Contractual Necessity: Processing required to provide our services
Legitimate Interest: Business operations and service improvement
Consent: Explicit consent for marketing communications
Legal Obligation: Compliance with applicable laws and regulations

7. International Data Transfers

Data Residency

Primary Processing: Data processed in AWS US-East regions
Regional Options: EU data residency available for enterprise customers
Data Localization: Compliance with local data residency requirements
Cross-Border Transfers: Standard Contractual Clauses for international transfers

8. Marketing and Communications

Business Communications

Service Updates: Platform updates, maintenance notifications, and feature announcements
Billing Notices: Payment confirmations, invoice notifications, and credit alerts
Security Alerts: Security incidents, policy changes, and compliance updates
Support Communications: Technical support, account management, and customer success

Marketing Preferences

Opt-In Marketing: Explicit consent required for promotional communications
Unsubscribe Options: Easy unsubscribe from all marketing communications
Preference Management: Granular control over communication types
Business-Only: No personal use marketing for enterprise accounts

9. Children's Privacy

Renderly is designed for business use and is not intended for individuals under 18 years of age. We do not knowingly collect personal information from children under 18.
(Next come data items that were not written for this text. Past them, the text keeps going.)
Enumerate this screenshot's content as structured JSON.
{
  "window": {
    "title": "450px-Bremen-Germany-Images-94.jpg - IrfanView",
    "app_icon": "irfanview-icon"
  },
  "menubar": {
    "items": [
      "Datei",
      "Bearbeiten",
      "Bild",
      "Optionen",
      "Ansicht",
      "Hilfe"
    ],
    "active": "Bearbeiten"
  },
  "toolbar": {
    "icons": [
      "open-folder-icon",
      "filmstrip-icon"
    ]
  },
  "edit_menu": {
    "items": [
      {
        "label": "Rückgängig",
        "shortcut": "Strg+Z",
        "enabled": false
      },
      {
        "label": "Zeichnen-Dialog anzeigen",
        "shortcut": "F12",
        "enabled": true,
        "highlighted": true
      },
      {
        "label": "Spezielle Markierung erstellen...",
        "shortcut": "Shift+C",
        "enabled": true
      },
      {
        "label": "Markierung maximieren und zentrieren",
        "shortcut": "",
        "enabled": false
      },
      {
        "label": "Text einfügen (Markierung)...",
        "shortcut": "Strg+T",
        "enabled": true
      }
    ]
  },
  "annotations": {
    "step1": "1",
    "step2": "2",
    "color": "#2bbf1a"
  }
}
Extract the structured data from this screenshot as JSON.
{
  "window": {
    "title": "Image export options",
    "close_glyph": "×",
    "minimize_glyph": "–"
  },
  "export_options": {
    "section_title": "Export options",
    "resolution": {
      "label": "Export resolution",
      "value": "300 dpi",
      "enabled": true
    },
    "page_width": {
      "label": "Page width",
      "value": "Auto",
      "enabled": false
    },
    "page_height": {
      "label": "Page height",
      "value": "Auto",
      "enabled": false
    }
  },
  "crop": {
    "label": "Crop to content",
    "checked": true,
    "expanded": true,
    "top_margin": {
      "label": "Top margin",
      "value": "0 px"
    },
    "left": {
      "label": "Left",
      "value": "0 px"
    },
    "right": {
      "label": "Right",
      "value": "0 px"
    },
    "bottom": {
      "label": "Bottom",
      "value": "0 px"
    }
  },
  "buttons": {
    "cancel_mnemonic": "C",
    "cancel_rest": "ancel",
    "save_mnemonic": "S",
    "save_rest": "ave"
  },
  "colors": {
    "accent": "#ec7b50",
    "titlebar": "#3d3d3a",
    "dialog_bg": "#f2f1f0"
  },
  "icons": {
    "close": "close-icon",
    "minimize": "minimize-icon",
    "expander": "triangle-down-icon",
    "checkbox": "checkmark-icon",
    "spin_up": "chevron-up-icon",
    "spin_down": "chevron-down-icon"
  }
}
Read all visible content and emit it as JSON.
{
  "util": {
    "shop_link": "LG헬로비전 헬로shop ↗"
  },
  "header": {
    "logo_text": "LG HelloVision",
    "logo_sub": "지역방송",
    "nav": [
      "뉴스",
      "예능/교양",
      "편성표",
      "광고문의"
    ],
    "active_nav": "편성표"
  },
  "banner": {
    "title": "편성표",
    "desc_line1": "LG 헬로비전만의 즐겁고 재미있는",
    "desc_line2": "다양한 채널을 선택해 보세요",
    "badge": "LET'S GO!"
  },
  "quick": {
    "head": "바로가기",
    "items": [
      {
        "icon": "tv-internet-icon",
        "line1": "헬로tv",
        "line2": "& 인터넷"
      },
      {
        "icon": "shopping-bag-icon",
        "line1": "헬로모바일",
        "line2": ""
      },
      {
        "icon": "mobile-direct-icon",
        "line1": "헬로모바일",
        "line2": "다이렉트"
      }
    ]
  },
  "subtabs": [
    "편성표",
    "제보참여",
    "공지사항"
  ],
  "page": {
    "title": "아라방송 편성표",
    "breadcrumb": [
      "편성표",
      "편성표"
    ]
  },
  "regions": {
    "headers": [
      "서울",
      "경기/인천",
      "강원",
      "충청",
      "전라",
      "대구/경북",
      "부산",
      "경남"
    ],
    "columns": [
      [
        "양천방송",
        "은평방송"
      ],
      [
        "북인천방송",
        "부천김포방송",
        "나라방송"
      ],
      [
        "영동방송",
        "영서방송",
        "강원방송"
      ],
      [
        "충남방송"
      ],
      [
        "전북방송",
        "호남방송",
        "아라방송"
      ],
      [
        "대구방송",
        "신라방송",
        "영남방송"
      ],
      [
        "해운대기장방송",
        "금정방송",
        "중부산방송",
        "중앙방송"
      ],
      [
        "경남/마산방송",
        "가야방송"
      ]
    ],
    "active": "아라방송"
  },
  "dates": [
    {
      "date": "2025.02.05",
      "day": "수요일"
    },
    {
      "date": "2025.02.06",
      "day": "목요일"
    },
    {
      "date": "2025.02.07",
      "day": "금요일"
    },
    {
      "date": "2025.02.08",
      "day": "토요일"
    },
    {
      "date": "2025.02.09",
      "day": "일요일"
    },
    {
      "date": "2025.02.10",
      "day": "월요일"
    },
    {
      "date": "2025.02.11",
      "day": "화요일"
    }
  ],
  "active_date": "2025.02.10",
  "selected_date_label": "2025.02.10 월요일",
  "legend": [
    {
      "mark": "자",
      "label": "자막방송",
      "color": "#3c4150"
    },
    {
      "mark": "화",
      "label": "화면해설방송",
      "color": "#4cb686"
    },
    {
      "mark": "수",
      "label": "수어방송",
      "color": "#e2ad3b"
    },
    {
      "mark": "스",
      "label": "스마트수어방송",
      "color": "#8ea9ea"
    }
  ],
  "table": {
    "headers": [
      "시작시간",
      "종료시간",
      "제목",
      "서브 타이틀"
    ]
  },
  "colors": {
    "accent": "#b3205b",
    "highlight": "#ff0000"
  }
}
10. Changes to This Privacy Policy

We may update this Privacy Policy to reflect changes in our practices, technology, legal requirements, or other factors. Material changes will be communicated via:

Email Notification: Direct notification to account administrators
Platform Notices: In-app notifications and dashboard alerts
Website Updates: Posted changes with effective dates
API Documentation: Updated privacy documentation for developers

11. Contact Information

General Support: support@renderly.video

Business Address

Veseytechnology Ltd,. co 26D - Tran Thi Hoa street, An Binh ward, Bien Hoa city, Dong Nai province, Vietnam.

By using Renderly, you acknowledge that you have read, understood, and agree to the practices described in this Privacy Policy.